È il dolce più buono del mese, la ricetta di Benedetta Rossi è facilissima

C’è un tipo di dolce che a gennaio, quando fuori è tutto grigio e dentro casa cerchi qualcosa di confortante, ti fa dire subito “ok, questo lo rifaccio”. In questi giorni sta spopolando una torta fredda wafer e caffè in stile Benedetta Rossi, definita da molti facilissima, e qualcuno ha persino sussurrato che sia “meglio del tiramisù”. Curiosità accesa, cucchiaino pronto.

Perché tutti ne parlano (e perché funziona davvero)
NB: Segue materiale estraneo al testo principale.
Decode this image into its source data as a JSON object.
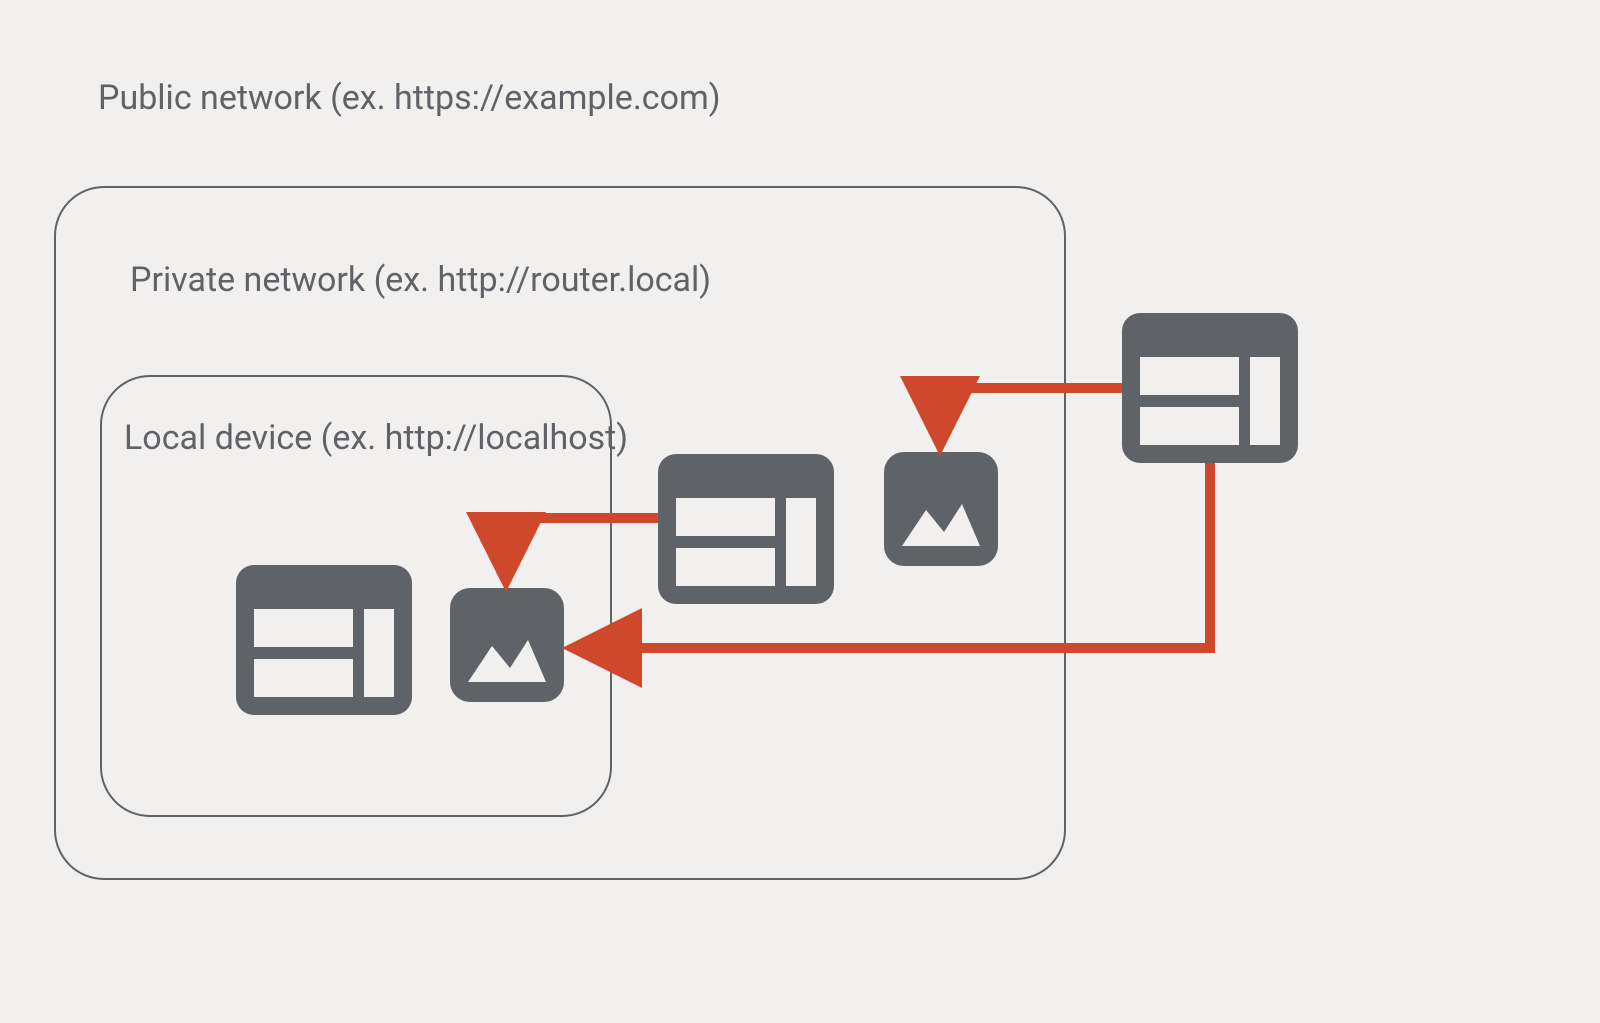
{
  "labels": {
    "public_network": "Public network (ex. https://example.com)",
    "private_network": "Private network (ex. http://router.local)",
    "local_device": "Local device (ex. http://localhost)"
  },
  "colors": {
    "background": "#f1f0ef",
    "border": "#5f6368",
    "text": "#5f6368",
    "icon_fill": "#5f6368",
    "arrow": "#d0482c"
  }
}
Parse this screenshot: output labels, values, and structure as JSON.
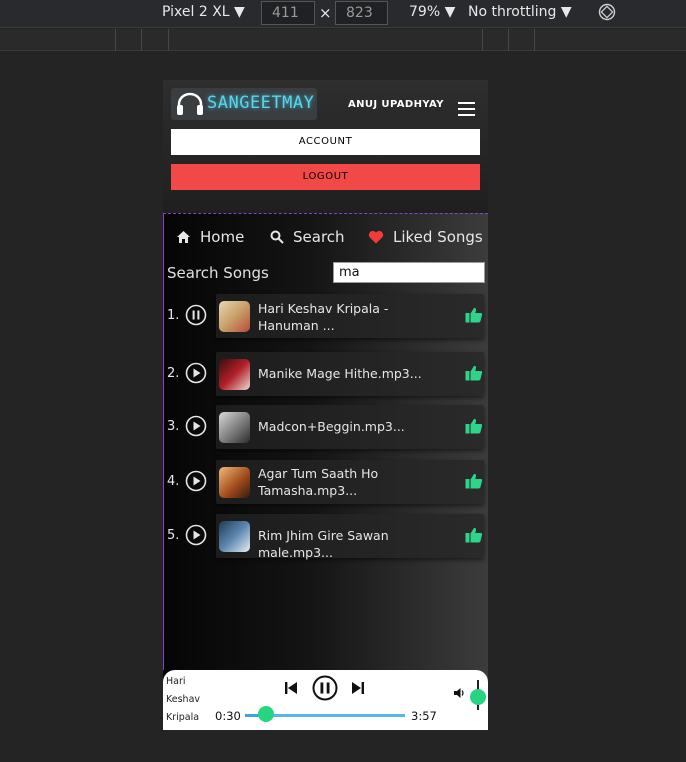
{
  "devtools": {
    "device": "Pixel 2 XL ▼",
    "width": "411",
    "times": "×",
    "height": "823",
    "zoom": "79% ▼",
    "throttle": "No throttling ▼"
  },
  "header": {
    "logo_text": "SANGEETMAY",
    "username": "ANUJ UPADHYAY",
    "account_label": "ACCOUNT",
    "logout_label": "LOGOUT",
    "logout_color": "#f34848"
  },
  "nav": {
    "home": "Home",
    "search": "Search",
    "liked": "Liked Songs"
  },
  "search": {
    "label": "Search Songs",
    "value": "ma"
  },
  "songs": [
    {
      "num": "1.",
      "title": "Hari Keshav Kripala - Hanuman ...",
      "state": "pause-icon"
    },
    {
      "num": "2.",
      "title": "Manike Mage Hithe.mp3...",
      "state": "play-icon"
    },
    {
      "num": "3.",
      "title": "Madcon+Beggin.mp3...",
      "state": "play-icon"
    },
    {
      "num": "4.",
      "title": "Agar Tum Saath Ho Tamasha.mp3...",
      "state": "play-icon"
    },
    {
      "num": "5.",
      "title": "Rim Jhim Gire Sawan male.mp3...",
      "state": "play-icon"
    }
  ],
  "player": {
    "now_playing": "Hari Keshav Kripala",
    "current_time": "0:30",
    "total_time": "3:57",
    "progress_fraction": 0.13,
    "accent_color": "#27d47f"
  }
}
La cosa che conquista, prima ancora del gusto, è l’idea: un dolce senza cottura, assemblato a strati, con ingredienti comuni e un risultato super scenografico. È il classico dessert “furbo” che sembra impegnativo, ma in realtà ti chiede solo un po’ di frigo e due mosse fatte bene.

E poi c’è lui, il protagonista aromatico: il caffè. Non come nota timida, ma come filo conduttore che lega wafer e crema, dando quella sensazione da fine pasto importante, anche se l’hai preparato in anticipo mentre la moka borbottava.

Che dolce è, in pratica

Immaginala così: strati di wafer (meglio se al caffè o alla nocciola), una crema soffice a base di panna e mascarpone, una bagna leggera al caffè per “risvegliare” tutto, e una finitura che profuma di cacao.

Non è un tiramisù, non vuole esserlo. È più compatta, più croccante nei primi minuti, poi sempre più vellutata man mano che riposa. E proprio questo cambio di consistenza la rende irresistibile.

Ingredienti (stampo da 20 cm, 8-10 fette)

  • 300 g di wafer (al caffè, alla nocciola o classici)
  • 250 g di mascarpone
  • 250 ml di panna fresca da montare, ben fredda
  • 80 g di zucchero a velo
  • 200 ml di caffè della moka, freddo
  • 1 cucchiaino di estratto di vaniglia (facoltativo)
  • 2 cucchiai di cacao amaro per spolverare
  • 50 g di gocce di cioccolato fondente o cioccolato tritato (facoltativo)
  • Un pizzico di sale

Metodo

  1. Prepara il caffè e lascialo raffreddare completamente. Se vuoi una nota più “da dessert”, puoi zuccherarlo leggermente, ma senza esagerare.
  2. Monta la panna: in una ciotola fredda versa la panna con un pizzico di sale e monta fino a ottenere una consistenza ferma ma non burrosa.
  3. Lavora la crema: in un’altra ciotola mescola mascarpone, zucchero a velo e vaniglia fino a ottenere una crema liscia. Incorpora la panna montata con movimenti dal basso verso l’alto.
  4. Fodera lo stampo: rivesti uno stampo a cerniera con carta forno alla base, e se vuoi anche una striscia lungo i bordi per sformare meglio.
  5. Assembla gli strati: fai un primo strato di wafer sul fondo. Pennella o inumidisci leggermente con caffè, senza inzuppare troppo (il wafer deve restare “in forma”).
  6. Aggiungi la crema: spalma uno strato generoso di crema, poi, se ti piace, distribuisci un po’ di gocce di cioccolato.
  7. Ripeti: continua alternando wafer, caffè e crema fino a esaurire gli ingredienti, finendo con uno strato di crema ben livellato.
  8. Riposo in frigo: copri e lascia rassodare almeno 4 ore, meglio tutta la notte.
  9. Finitura: prima di servire, spolvera con cacao amaro. Se vuoi, decora con wafer sbriciolati al centro per un effetto “wow” immediato.

Trucchi furbi e varianti che cambiano tutto

  • Per un gusto più intenso, aggiungi 1 cucchiaino di caffè solubile sciolto nel caffè freddo.
  • Per una versione ancora più golosa, inserisci un sottile strato di crema alla nocciola tra due livelli.
  • Se la vuoi più “adulta”, profuma il caffè con pochissimo liquore, sempre con mano leggera.

Come servirla (e conservarla)

Tagliala con un coltello lungo, passato sotto acqua calda e asciugato, così le fette vengono pulite e belle. Si conserva in frigo per 2-3 giorni, e il giorno dopo, te lo dico sottovoce, è spesso ancora più buona: i wafer si ammorbidiscono quel tanto che basta, e il caffè diventa un abbraccio.